I know this is not the usual intended use of your extension, but when using
DPL, you don't expect every page in the output list to have labeled sections
for a given label.
Anyway, I made a quick fix (see attachment) to deal with it. You may fix that
better for SVN. Thanks.

Attached:

ssanbeg wrote:

Cool, thanks.

It's supposed to just transclude an empty string when there's no section. The
heading offset code is new, so that bug is recent.
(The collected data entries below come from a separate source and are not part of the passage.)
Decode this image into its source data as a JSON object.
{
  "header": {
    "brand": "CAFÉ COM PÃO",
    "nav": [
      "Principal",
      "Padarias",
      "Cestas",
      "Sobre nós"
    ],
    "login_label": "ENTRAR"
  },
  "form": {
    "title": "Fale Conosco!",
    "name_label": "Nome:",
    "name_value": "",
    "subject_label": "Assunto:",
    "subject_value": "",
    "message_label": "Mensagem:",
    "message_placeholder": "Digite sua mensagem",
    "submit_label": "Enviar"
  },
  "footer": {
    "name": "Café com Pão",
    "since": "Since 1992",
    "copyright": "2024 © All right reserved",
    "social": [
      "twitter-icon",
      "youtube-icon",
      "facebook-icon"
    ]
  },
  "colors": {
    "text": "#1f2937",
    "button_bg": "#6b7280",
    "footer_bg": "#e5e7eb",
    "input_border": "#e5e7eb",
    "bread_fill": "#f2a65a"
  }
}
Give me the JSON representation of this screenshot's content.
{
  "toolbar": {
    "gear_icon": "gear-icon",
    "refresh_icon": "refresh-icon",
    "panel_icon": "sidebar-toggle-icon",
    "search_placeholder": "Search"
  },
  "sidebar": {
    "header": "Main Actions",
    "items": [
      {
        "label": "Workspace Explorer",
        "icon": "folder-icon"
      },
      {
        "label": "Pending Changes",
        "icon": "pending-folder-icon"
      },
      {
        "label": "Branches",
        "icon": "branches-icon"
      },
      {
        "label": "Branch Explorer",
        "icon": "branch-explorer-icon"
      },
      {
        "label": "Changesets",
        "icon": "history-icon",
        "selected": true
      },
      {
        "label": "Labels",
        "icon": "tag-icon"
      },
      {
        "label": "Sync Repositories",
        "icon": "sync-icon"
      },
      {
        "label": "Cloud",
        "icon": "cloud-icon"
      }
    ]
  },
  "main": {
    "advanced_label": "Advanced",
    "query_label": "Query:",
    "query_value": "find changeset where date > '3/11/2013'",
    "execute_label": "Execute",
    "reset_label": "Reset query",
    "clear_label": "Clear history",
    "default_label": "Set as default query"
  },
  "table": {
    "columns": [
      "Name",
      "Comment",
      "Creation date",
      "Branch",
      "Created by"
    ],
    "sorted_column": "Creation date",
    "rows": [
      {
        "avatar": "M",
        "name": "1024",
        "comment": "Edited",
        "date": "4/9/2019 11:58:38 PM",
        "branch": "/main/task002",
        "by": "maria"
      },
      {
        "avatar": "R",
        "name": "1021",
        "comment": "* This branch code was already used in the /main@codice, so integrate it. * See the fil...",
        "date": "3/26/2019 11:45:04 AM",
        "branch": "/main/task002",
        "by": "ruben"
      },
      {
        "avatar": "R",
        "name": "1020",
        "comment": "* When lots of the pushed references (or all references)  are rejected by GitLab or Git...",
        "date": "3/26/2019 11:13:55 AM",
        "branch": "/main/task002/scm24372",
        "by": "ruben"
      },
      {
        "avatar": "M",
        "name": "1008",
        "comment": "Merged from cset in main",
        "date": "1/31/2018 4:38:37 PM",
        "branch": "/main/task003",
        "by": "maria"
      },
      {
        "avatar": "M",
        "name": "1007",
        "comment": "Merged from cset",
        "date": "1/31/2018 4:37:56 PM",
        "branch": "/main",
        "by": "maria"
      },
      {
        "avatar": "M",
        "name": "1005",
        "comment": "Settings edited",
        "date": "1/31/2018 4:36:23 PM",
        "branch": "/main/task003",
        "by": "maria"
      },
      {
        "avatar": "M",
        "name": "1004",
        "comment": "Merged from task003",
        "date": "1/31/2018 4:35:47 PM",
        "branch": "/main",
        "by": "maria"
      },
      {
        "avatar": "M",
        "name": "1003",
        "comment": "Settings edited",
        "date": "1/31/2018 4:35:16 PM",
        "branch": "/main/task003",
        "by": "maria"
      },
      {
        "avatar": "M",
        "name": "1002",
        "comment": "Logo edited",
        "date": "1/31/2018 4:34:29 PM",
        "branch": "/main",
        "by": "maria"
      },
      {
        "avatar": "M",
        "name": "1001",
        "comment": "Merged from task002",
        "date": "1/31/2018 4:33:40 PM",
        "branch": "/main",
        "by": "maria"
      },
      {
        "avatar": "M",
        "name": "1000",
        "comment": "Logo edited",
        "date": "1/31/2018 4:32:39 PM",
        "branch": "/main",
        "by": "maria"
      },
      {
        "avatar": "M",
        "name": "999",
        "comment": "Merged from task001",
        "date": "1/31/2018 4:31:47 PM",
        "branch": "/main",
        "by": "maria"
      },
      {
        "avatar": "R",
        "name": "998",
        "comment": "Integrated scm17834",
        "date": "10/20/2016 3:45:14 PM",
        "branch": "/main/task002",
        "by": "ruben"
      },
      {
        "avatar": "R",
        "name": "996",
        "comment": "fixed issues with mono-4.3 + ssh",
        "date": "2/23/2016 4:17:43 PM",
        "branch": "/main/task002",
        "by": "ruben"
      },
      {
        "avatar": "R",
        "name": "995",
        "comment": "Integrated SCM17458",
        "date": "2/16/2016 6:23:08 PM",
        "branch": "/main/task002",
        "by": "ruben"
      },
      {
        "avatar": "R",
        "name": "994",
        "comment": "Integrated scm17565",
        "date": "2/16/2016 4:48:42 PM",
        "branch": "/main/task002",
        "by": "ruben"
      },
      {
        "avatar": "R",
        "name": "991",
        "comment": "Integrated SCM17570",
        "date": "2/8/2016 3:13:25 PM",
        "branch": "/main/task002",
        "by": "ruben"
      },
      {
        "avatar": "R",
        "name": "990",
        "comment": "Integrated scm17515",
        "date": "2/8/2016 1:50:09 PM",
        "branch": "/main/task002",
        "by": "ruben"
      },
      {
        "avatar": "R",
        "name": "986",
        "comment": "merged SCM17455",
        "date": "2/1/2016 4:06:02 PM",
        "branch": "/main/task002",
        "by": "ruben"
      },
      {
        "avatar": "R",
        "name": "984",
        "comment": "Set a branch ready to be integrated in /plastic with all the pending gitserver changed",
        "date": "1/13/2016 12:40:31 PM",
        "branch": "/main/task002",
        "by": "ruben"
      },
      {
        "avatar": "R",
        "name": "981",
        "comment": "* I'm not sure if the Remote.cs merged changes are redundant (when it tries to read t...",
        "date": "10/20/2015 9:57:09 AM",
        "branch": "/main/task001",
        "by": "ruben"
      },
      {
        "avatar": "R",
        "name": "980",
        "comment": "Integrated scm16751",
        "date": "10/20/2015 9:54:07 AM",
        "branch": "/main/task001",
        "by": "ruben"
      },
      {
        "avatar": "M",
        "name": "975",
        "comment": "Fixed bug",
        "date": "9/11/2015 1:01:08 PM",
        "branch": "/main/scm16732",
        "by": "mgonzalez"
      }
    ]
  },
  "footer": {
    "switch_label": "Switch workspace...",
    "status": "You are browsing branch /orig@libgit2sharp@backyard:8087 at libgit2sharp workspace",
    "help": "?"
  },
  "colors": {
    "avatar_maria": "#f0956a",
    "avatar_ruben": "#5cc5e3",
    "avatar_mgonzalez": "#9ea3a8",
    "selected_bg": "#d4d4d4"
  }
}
I've added your fix and a
regression test so it won't break again to r18301.

(In reply to comment #47)

Created an attachment (id=2853) [edit]
Patch for bug in wfLstInclude() when article doesn't have any labeled section
for the given label

Hi Mr Sanbeg, thanks for your extension!
I am testing some use of it in DynamicPageList2.
I had just one bug when calling wfLstInclude($parser, $page, $sec) - directly
from DPL2 - on a page (title=$page) that doesn't have any section with
label=$sec. No match, so in particular, the $m[0] is empty, and therefore I get
the warning "Undefined offset: 0..." (where the $m[0][0][1] appears).
I know this is not the usual intended use of your extension, but when using
DPL, you don't expect every page in the output list to have labeled sections
for a given label.
Anyway, I made a quick fix (see attachment) to deal with it. You may fix that
better for SVN. Thanks.

  • Bug 9514 has been marked as a duplicate of this bug. ***

ssanbeg wrote:

Brion enabled it on *.wikisource.org and test.wikipedia.org.